The great news, for all those Gandalfs out there, is that at one stage you had to retire from your RAs at the young old age of 70. This is no longer the case and any Gandalfs still enjoying the adventure of working can continue making use of their annual deduction until the day they depart from this world into the next.
I would highly recommend you invest into a relationship with a trusted independent Certified Financial Planner (look for CFP© on their business card). CFPs subscribe to the highest code of ethics within their profession and you can be sure that you will be getting good advice.
I would advise you make use of an open ended or unit trust RA (not term based) and negotiate an initial fee which should buy you a comprehensive financial plan explaining what investments you implement and why. An ongoing fee per year (usually one percent +VAT.) will also apply on any investments implemented which would then facilitate the ongoing relationship accordingly.
The open ended, or unit trust, RA will usually be offered by a linked investment services provider or LISP for short. These companies allow you to select different unit trust funds to target your required investment return. What funds you choose is vital to the long term investment performance of your RA and should be done with care and guidance.
Regardless of what type of RA you have, term or unit trust, don’t miss out on this opportunity to contribute the full 15 percent of your non-retirement funding income before 28 February 2013.

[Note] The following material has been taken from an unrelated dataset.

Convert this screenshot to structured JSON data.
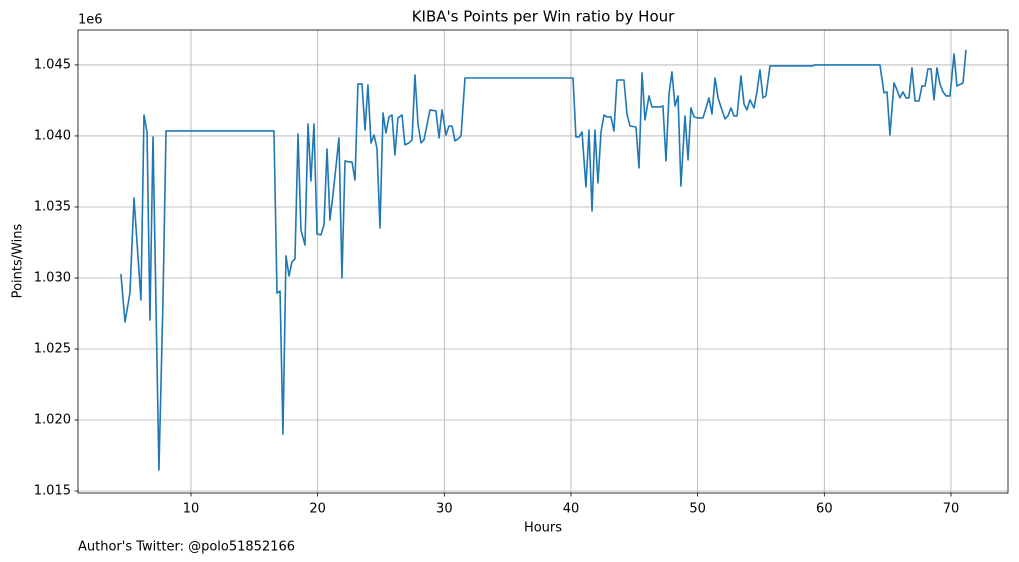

If you have a 40 percent marginal tax rate, this means that SARS effectively give you 40 percent of the 15 percent back as a tax refund — which can be used to go on that extra special holiday later in the year to make up for your distinct lack of Casanova style last Thursday.
Don’t thank me, thank SARS.
Donovan Adams CFP© is a Certified Financial Planner and Retirement Specialist at Chartered Wealth Solutions in JHB.